Il le voyait bien, parbleu, qu'il y avait du sang ! Du sang partout ! Sur les mains de Moers, sur ses épaules, sur les plaques de verre et par terre !
- "Ce n'est pas grave, commissaire ... L'oreille ... Voyez ..."
Il lâcha un instant le lobe de l'oreille gauche et aussitôt le sang gicla. Moers était livide. Il essayait néanmoins de sourire et surtout d'arrêter le mouvement convulsif de ses mâchoires. ... [...]
Pour Mme Gallet, du moins, Maigret était désormais fixé. C'était une femme d'une cinquantaine d'années, franchement désagréable. Malgré l'heure, la chaleur, la solitude de la villa, elle était déjà armée d'une robe de soie mauve et pas un de ses cheveux gris ne sortait d'un rigide alignement. Enfin, le cou, le corsage et les mains étaient plein de chaînes d'or, de broches et de bagues cliquetantes.
[...] ... - "J'ai une mauvaise nouvelle à vous annoncer, madame ... Votre mari est en voyage, n'est-ce pas ?
- Eh ! bien ! Parlez ... Est-ce que ... ?
- Un accident est arrivé, oui ... Pas tout à fait un accident ... Je vous demande d'être courageuse ..."
Elle se tenait toute droite devant lui, la main posée sur un guéridon qui supportait un faux bronze. Son visage était dur, méfiant, et il n'y avait que ses droits grassouillets à s'agiter. Pourquoi Maigret fit-il la réflexion qu'elle avait certainement été mince, peut-être même très mince, pendant la première moitié de sa vie, et qu'elle ne s'était empâtée qu'avec l'âge ?
- "Votre mari a été assassiné à Sancerre, dans la nuit du 25 au 26 ... C'est à moi que revient la tâche pénible de ..."
Le commissaire se tourna vers le portrait, questionna en désignant le premier communiant :
- "Vous avez un fils ?"
Un instant, Mme Gallet parut sur le point de perdre cette raideur qu'elle jugeait indispensable à sa dignité. Elle dit du bout des lèvres :
- "Un fils, oui ..."
Puis aussitôt, la voix triomphante :
- "Vous avez bien dit Sancerre, n'est-ce pas ? ... Et nous sommes le 27 ... Dans ce cas, vous faites erreur ... Attendez ..."

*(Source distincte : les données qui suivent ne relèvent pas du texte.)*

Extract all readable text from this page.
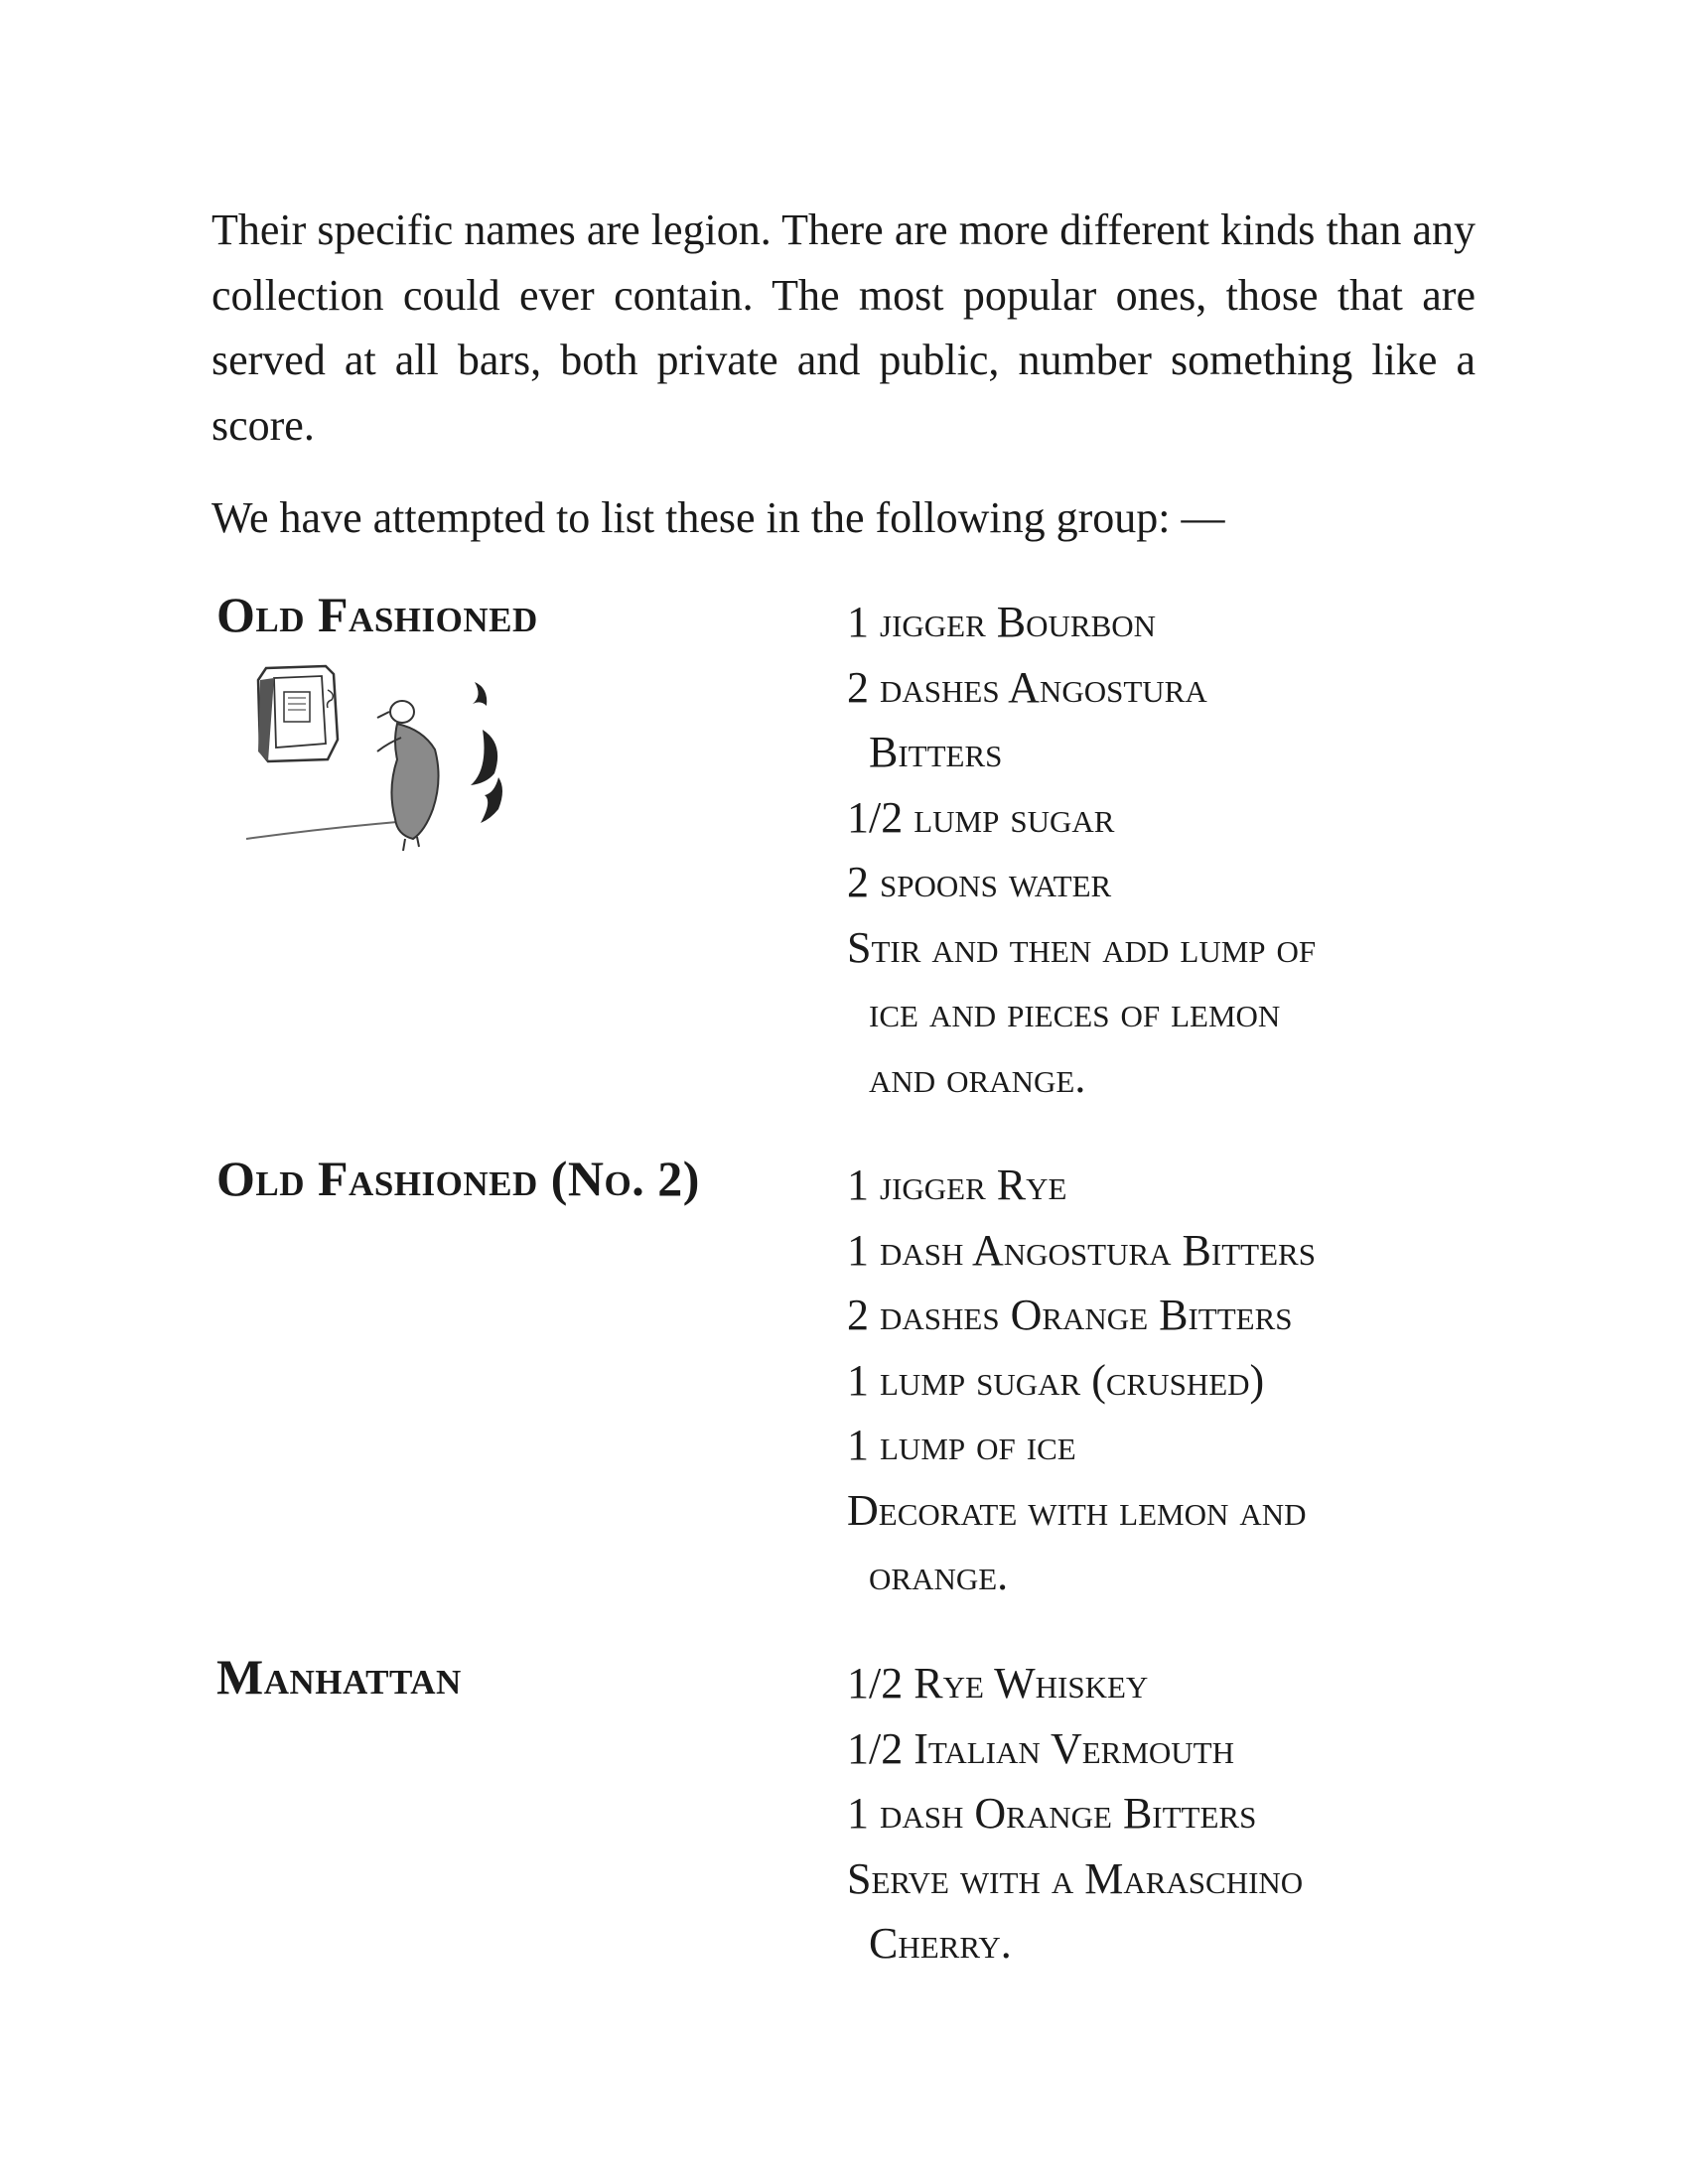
Their specific names are legion. There are more different kinds than any collection could ever contain. The most popular ones, those that are served at all bars, both private and public, number something like a score.

We have attempted to list these in the following group: —

Old Fashioned	1 jigger Bourbon
2 dashes Angostura
Bitters
1/2 lump sugar
2 spoons water
Stir and then add lump of
ice and pieces of lemon
and orange.
Old Fashioned (No. 2)	1 jigger Rye
1 dash Angostura Bitters
2 dashes Orange Bitters
1 lump sugar (crushed)
1 lump of ice
Decorate with lemon and
orange.
Manhattan	1/2 Rye Whiskey
1/2 Italian Vermouth
1 dash Orange Bitters
Serve with a Maraschino
Cherry.
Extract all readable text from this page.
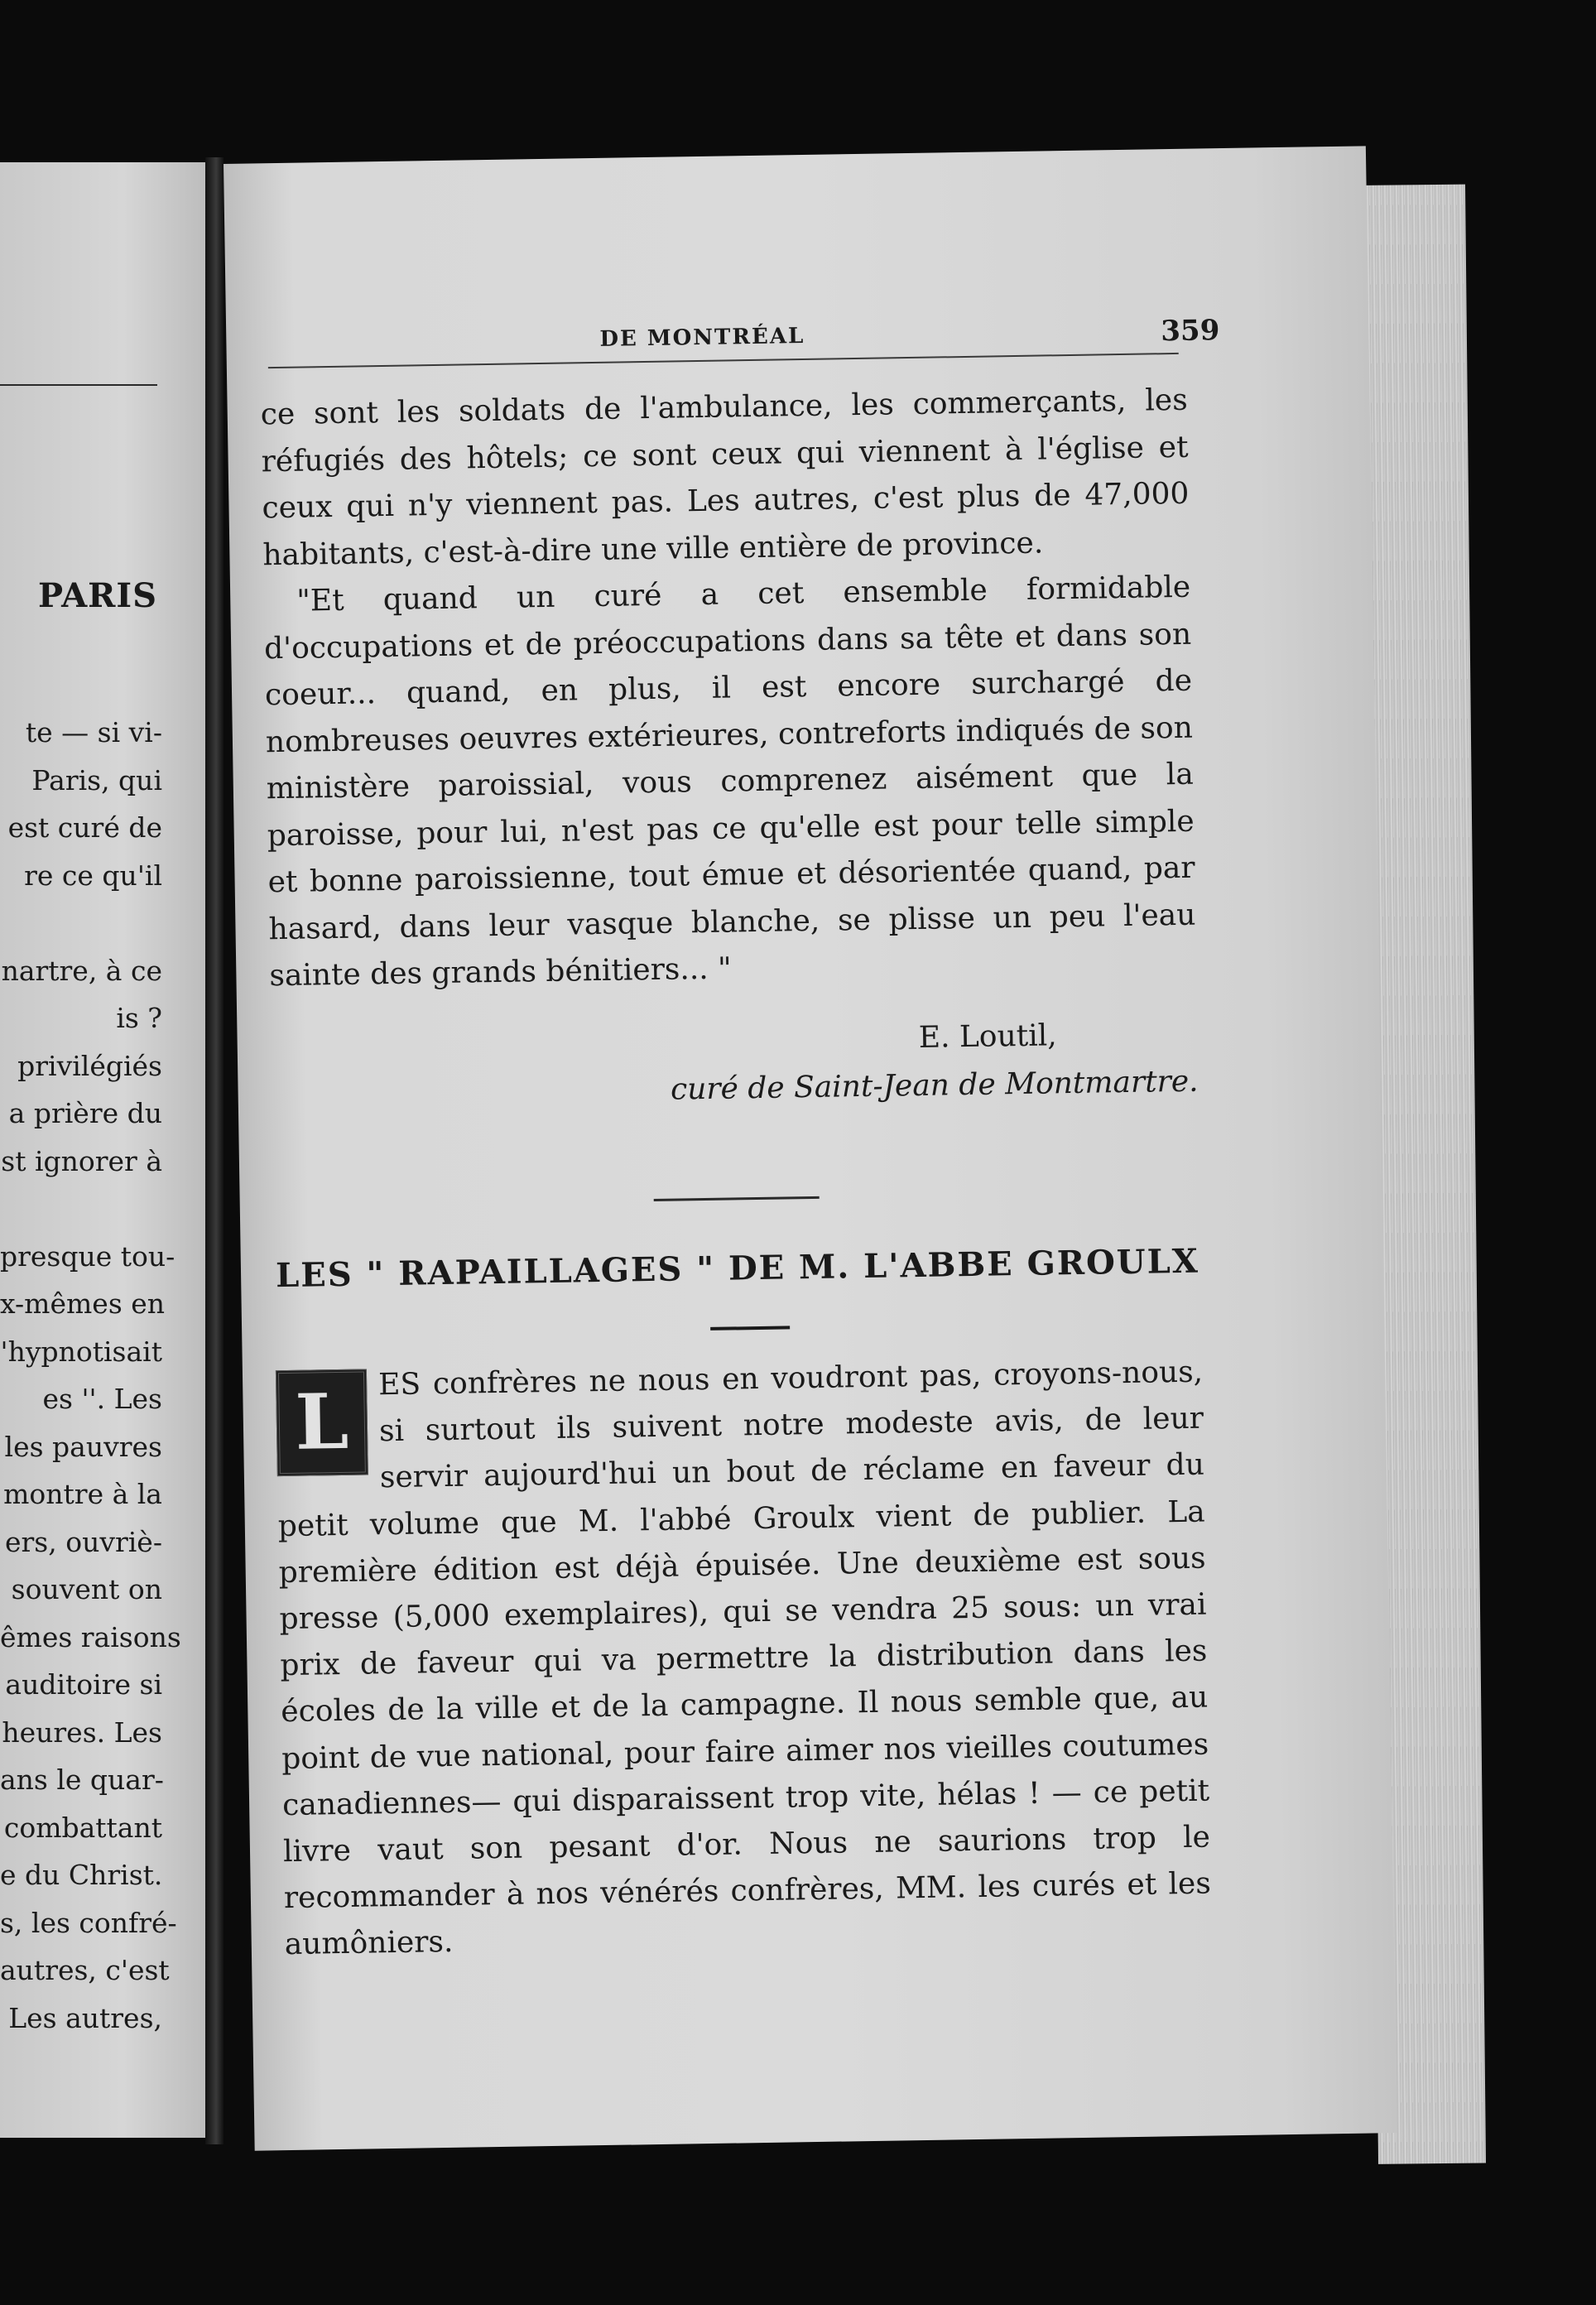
PARIS
te — si vi-
Paris, qui
est curé de
re ce qu'il

nartre, à ce
is ?
privilégiés
a prière du
st ignorer à

presque tou-
x-mêmes en
'hypnotisait
es ''. Les
les pauvres
montre à la
ers, ouvriè-
souvent on
êmes raisons
auditoire si
heures. Les
ans le quar-
combattant
e du Christ.
s, les confré-
autres, c'est
Les autres,
DE MONTRÉAL	359

ce sont les soldats de l'ambulance, les commerçants, les réfugiés des hôtels; ce sont ceux qui viennent à l'église et ceux qui n'y viennent pas. Les autres, c'est plus de 47,000 habitants, c'est-à-dire une ville entière de province.

"Et quand un curé a cet ensemble formidable d'occupations et de préoccupations dans sa tête et dans son coeur... quand, en plus, il est encore surchargé de nombreuses oeuvres extérieures, contreforts indiqués de son ministère paroissial, vous comprenez aisément que la paroisse, pour lui, n'est pas ce qu'elle est pour telle simple et bonne paroissienne, tout émue et désorientée quand, par hasard, dans leur vasque blanche, se plisse un peu l'eau sainte des grands bénitiers... "

E. Loutil,
curé de Saint-Jean de Montmartre.
LES " RAPAILLAGES " DE M. L'ABBE GROULX
L ES confrères ne nous en voudront pas, croyons-nous, si surtout ils suivent notre modeste avis, de leur servir aujourd'hui un bout de réclame en faveur du petit volume que M. l'abbé Groulx vient de publier. La première édition est déjà épuisée. Une deuxième est sous presse (5,000 exemplaires), qui se vendra 25 sous: un vrai prix de faveur qui va permettre la distribution dans les écoles de la ville et de la campagne. Il nous semble que, au point de vue national, pour faire aimer nos vieilles coutumes canadiennes— qui disparaissent trop vite, hélas ! — ce petit livre vaut son pesant d'or. Nous ne saurions trop le recommander à nos vénérés confrères, MM. les curés et les aumôniers.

Elle passa dans la salle-à-manger, où Maigret aperçut la servante à quatre pattes. Lorsqu'elle revint, elle tendit une carte postale au visiteur :
- "Cette carte est de mon mari ... Elle porte la date du 26, c'est-à-dire d'hier, et le cachet de la poste de Rouen ..."
Elle avait peine à réprimer un sourire trahissant sa joie d'humilier la police qui se permettait de pénétrer chez elle.
- "Il s'agit sans doute d'un autre Gallet, quoique je n'en connaisse pas ..."
Pour un peu, elle eût ouvert la porte, qu'elle ne pouvait s'empêcher de regarder.
- "Le prénom de votre mari est Emile ? Et ses pièces d'identité lui donnent comme profession voyageur de commerce ?
- Il est l'agent de la maison Niel & Cie pour toute la Normandie !
- Je crains, madame, que vous vous réjouissiez à tort ... Je suis obligé de vous prier de m'accompagner à Sancerre ... ... [...]
En face de la mairie, des gens étaient attablés à la terrasse d’un café et il se dégageait de l’ombre des vélums rayés de rouge et de jaune comme une ambiance de bière fraîche, de glaçons flottants dans des apéritifs odorants, de journaux arrivés de Paris.
Chaque affaire criminelle a sa caractéristique, qu’on saisit plus ou moins vite et qui donne souvent la clé du mystère.
Est-ce que la caractéristique de celle-ci n’était pas la médiocrité ?
Médiocrité à Saint-Fargeau ! Ville médiocre ! Décor étriqué avec le portrait du gamin en premier communiant et le père en jaquette trop étroite sur le piano !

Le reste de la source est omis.